Every now and then something comes along on Facebook that is a breath of fresh air. Usually you are wading through rubbish but this is something really worth sharing. I will let Sam Judah from BBC Trending tell the story of an impromptu “How to not discipline your child video” that has been seen over 21 million times and still counting.
“Amid a deluge of child-shaming videos, one American dad’s anti-humiliation film has been viewed millions of times.
Shame has long been part of the parenting repertoire. Caught pinching sweets? A parent might march the child back down to the shop to apologise to the owner. In playgrounds all over the world, children are forced to publicly apologise to peers they’ve tormented with sharp elbows and thrown sand.
But in an era when many young people live their lives on the internet, the internet also gives parents entirely new shaming possibilities. There’s recently been a spate of videos where parents have taken to social media to embarrass or humiliate their wayward youth. There was the woman who outed her daughter’s lie about her age… the mother who followed her truanting child around school… and the trend of viral hair-cutting videos.
But one father of four in Florida has waded into the debate with a video arguing that online shaming has gone way too far. In a video viewed 20 million times (and counting), Wayman Gresham stands over his son with an electric razor: “I’m going to teach my son a lesson.” The boy, his head down, plays along. But just before the first cut is made, Gresham calls the punishment to a halt: “Wait a minute. Come here boy, give me a hug.
“There’s no way in the world I would ever embarrass my son like that,” he says into the camera. “It doesn’t take all that. Good parenting starts before he even gets to the point of being out of control.” Gresham’s video, which promotes a play he wrote and directed, also includes a strong Christian message.
“I’ve gone on Facebook and many times I’ve seen this kind of punishment, cutting off the hair or a child being embarrassed one way or another,” Gresham told BBC Trending. “There is no legitimate reason for humiliating your child, there is no legitimate reason for snatching their dignity away.”
“I wouldn’t dare call these parents ‘bad parents’ because they made bad mistakes,” he said. “Nevertheless, to get on Facebook and humiliate your child like this, it’s not for the benefit of the child. The overall message is, we could all do better as parents.”
Many experts agree. Child psychologist Karyl McBride told Trending: “I think it would be difficult to find someone in the field of psychology and mental health who would say [public child shaming] is appropriate.”
“When parents are shaming and humiliating children,that impacts the child’s ability to have proper bonding and attachment with those parents. It impairs trust,” she says. “It causes the children to grow up with internal messages of ‘I’m a bad person.’ And that’s not going to develop a healthy human being.”

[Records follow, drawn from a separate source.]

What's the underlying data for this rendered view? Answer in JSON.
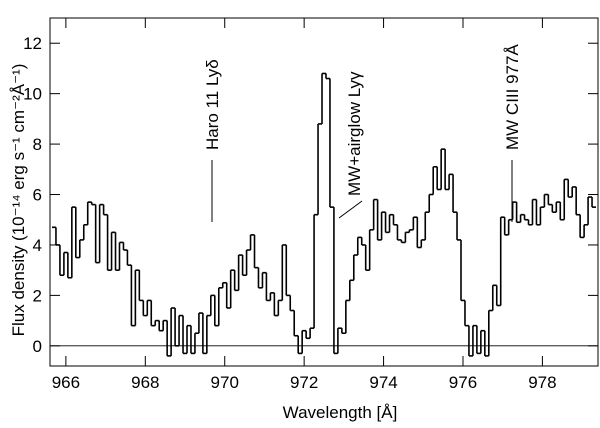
{
  "chart_data": {
    "type": "step",
    "x_label": "Wavelength [Å]",
    "y_label": "Flux density (10⁻¹⁴ erg s⁻¹ cm⁻²Å⁻¹)",
    "annotations": [
      "Haro 11 Lyδ",
      "MW+airglow Lyγ",
      "MW CIII 977Å"
    ],
    "xlim": [
      965.6,
      979.4
    ],
    "ylim": [
      -0.8,
      13
    ],
    "xticks": [
      966,
      968,
      970,
      972,
      974,
      976,
      978
    ],
    "yticks": [
      0,
      2,
      4,
      6,
      8,
      10,
      12
    ],
    "color": "#000000",
    "x": [
      965.7,
      965.8,
      965.9,
      966.0,
      966.1,
      966.2,
      966.3,
      966.4,
      966.5,
      966.6,
      966.7,
      966.8,
      966.9,
      967.0,
      967.1,
      967.2,
      967.3,
      967.4,
      967.5,
      967.6,
      967.7,
      967.8,
      967.9,
      968.0,
      968.1,
      968.2,
      968.3,
      968.4,
      968.5,
      968.6,
      968.7,
      968.8,
      968.9,
      969.0,
      969.1,
      969.2,
      969.3,
      969.4,
      969.5,
      969.6,
      969.7,
      969.8,
      969.9,
      970.0,
      970.1,
      970.2,
      970.3,
      970.4,
      970.5,
      970.6,
      970.7,
      970.8,
      970.9,
      971.0,
      971.1,
      971.2,
      971.3,
      971.4,
      971.5,
      971.6,
      971.7,
      971.8,
      971.9,
      972.0,
      972.1,
      972.2,
      972.3,
      972.4,
      972.5,
      972.6,
      972.7,
      972.8,
      972.9,
      973.0,
      973.1,
      973.2,
      973.3,
      973.4,
      973.5,
      973.6,
      973.7,
      973.8,
      973.9,
      974.0,
      974.1,
      974.2,
      974.3,
      974.4,
      974.5,
      974.6,
      974.7,
      974.8,
      974.9,
      975.0,
      975.1,
      975.2,
      975.3,
      975.4,
      975.5,
      975.6,
      975.7,
      975.8,
      975.9,
      976.0,
      976.1,
      976.2,
      976.3,
      976.4,
      976.5,
      976.6,
      976.7,
      976.8,
      976.9,
      977.0,
      977.1,
      977.2,
      977.3,
      977.4,
      977.5,
      977.6,
      977.7,
      977.8,
      977.9,
      978.0,
      978.1,
      978.2,
      978.3,
      978.4,
      978.5,
      978.6,
      978.7,
      978.8,
      978.9,
      979.0,
      979.1,
      979.2,
      979.3
    ],
    "values": [
      4.7,
      4.0,
      2.8,
      3.7,
      2.7,
      5.5,
      3.5,
      4.2,
      4.8,
      5.7,
      5.6,
      3.3,
      5.6,
      5.2,
      3.0,
      4.5,
      3.0,
      4.1,
      3.8,
      3.2,
      0.8,
      3.0,
      1.8,
      1.2,
      1.8,
      0.8,
      1.0,
      0.6,
      1.0,
      -0.4,
      1.5,
      0.0,
      1.2,
      -0.3,
      0.8,
      -0.3,
      0.5,
      1.3,
      -0.3,
      1.2,
      2.0,
      0.8,
      2.3,
      2.5,
      1.5,
      3.0,
      2.2,
      3.6,
      2.8,
      3.8,
      4.4,
      3.1,
      2.3,
      2.9,
      1.8,
      2.1,
      1.2,
      1.8,
      4.0,
      2.0,
      1.4,
      0.4,
      -0.3,
      0.6,
      0.3,
      0.7,
      5.2,
      8.8,
      10.8,
      10.6,
      5.5,
      -0.3,
      0.7,
      0.5,
      1.8,
      2.6,
      3.6,
      4.3,
      4.0,
      3.0,
      4.6,
      5.8,
      4.2,
      5.3,
      4.5,
      5.2,
      4.8,
      4.2,
      4.1,
      4.5,
      4.6,
      5.1,
      3.9,
      4.2,
      5.3,
      6.0,
      7.1,
      6.2,
      7.8,
      6.2,
      6.8,
      5.3,
      4.2,
      1.8,
      0.8,
      -0.4,
      0.8,
      -0.3,
      0.6,
      -0.4,
      1.4,
      2.4,
      1.6,
      5.1,
      4.4,
      5.0,
      5.7,
      4.9,
      5.2,
      5.0,
      4.8,
      5.8,
      4.8,
      5.5,
      6.0,
      5.6,
      5.3,
      5.7,
      5.0,
      6.6,
      5.9,
      6.3,
      5.2,
      4.3,
      4.8,
      5.9,
      5.5
    ]
  }
}
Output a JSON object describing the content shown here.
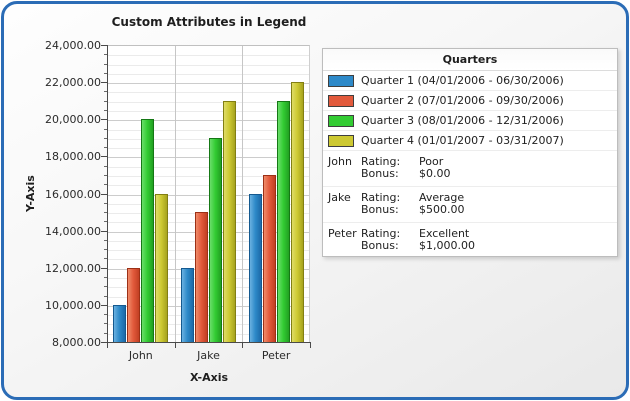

I agree with Karyl McBride. The worst thing you can do in the discipline arena is public shaming. Having said that, I strongly believe in proper discipline and as the former Premier of Queensland Peter Beattie said, “A whack on the bottom never hurt anybody”, but it should always be a last resort and not the first line of discipline.
We have to treat our children with dignity and love. I have never publicly disciplined my children, but always took them to one side and either warned them one-to-one, or if necessary brought the appropriate discipline.
Again taking your child back to another child to apologise to someone they have just offended or hurt is not public shaming but sound common sense. However shooting nine bullets into your daughter’s laptop in front of millions of people on Facebook to publicly shame her for the hateful things she said about you as a father is really bad form.
I am sure many of us fathers have felt like shooting the TV or the offending computer screen that brings negative distraction to our children, but as Wayman Gresham says, “to get on Facebook and humiliate your child like this, it’s not for the benefit of the child… There is no legitimate reason for humiliating your child, there is no legitimate reason for snatching their dignity away.”
Our job as fathers is to preserve the dignity of our children not to take it away. That is why a father publicly abusing his children is simply beyond the pale. As a very old book says, “Love covers a multitude of sins.” Our job as fathers is to speak words of hope, faith and love about our children publicly. Not shame them with our words.
As Napoleon Hill said, “Think twice before you speak, because your words and influence will plant the seed of either success or failure in the mind of another.”
If your children are old enough, show them the Wayman Gresham Facebook video and ask them what they think about those parents who shame their children online. Ask your children how they would like or not like to be disciplined. By doing this you are setting your children up for success and not for failure. Children want boundaries and they want you to enforce those boundaries for their own good. They won’t necessarily tell you that now but they will thank you as they grow older.
Your words as a father of love, care and attention are the greatest force for good your children will ever experience. As Paul Lewis said, “A father’s words are like a thermostat that sets the temperature in the house.”